The first step to creating your new outdoor room is to design and draw plans, taking into consideration your power source, your plants and trees, the theme or effect you want to create and the logistics of your light placement to ensure that a variety of brightness and shadows interplay to create mood.
Outdoor Lighting is often referred to by two categories; accent lighting and task lighting. Accent lighting describes any lighting that is used to accentuate plants, water features, sculptures and landscape. It is used to draw attention away from your garden shed and clothes line and on to your more aesthetically pleasing possessions. Task lighting refers to the practical usage of lighting fixtures for tasks such as food preparation, security, safety and stairs.
The power source used for garden lighting is often mains or solar power.
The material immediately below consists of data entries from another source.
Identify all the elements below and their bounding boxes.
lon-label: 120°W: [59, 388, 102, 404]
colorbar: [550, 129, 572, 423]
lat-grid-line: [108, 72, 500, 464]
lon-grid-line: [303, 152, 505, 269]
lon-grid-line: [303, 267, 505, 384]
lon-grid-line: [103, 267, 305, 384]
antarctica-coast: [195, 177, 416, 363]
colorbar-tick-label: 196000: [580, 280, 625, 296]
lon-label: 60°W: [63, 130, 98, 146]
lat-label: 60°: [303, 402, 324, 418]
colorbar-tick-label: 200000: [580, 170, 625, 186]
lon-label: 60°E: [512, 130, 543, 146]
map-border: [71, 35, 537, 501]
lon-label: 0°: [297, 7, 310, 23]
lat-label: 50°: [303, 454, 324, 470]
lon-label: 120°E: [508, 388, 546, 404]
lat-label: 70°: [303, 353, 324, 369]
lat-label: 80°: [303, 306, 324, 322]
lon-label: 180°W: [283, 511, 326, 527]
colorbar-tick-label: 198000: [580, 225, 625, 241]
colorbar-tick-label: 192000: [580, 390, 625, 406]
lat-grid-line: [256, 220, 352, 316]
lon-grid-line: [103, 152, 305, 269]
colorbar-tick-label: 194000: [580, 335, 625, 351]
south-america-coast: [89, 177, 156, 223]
Solar power is more sustainable for our environment being a renewable energy source however is not as reliable, especially in the winter months. Although solar power eliminates cords and installation costs, it is not recommend for accent lighting when used for spotlights or to provide that bright electrical glow. Garden lighting that is run from your mains electricity is guaranteed to provide brighter lighting and can be installed yourself with some basic knowledge.
Once your power source is decided upon, one must decide whether to opt for halogen or LED globes. LED are more expensive upfront although will save you money in the long run. LED provides a much purer white lights that portrays a more accurate colour of the landscape as oppose to the yellow light that halogens project. With small children and pets around, LED are a safer option as the globes and fixtures will not heat up.
Lighting designs are endless however a small amount of time and research will guarantee an efficient combination of task and accent lighting to illuminate your garden in ways yet to be discovered.
Uplighting: When lights are directed upwards to highlight a feature such as a tree canopy or water feature. Light is also projected to the surrounding are.
Spotlights: Spotlights are singular bright lights that are shined at feature elements such at sculptures, special plants or water features and intend to catch the eye of an audience to direct to a specific place.
Downlights: Downlights are positioned at a higher level, often above the eye and are projected downwards. Downlights are more often used for safety and security measures such as above a door, set of stairs or pathway.
Wall Lighting: Wall lights are more commonly flat panelled lights that are integrated into a wall or flat surface in order to illuminate the surface. Wall lights can act as feature lighting to draw attention to artwork and architecture or they can highlight the boundary.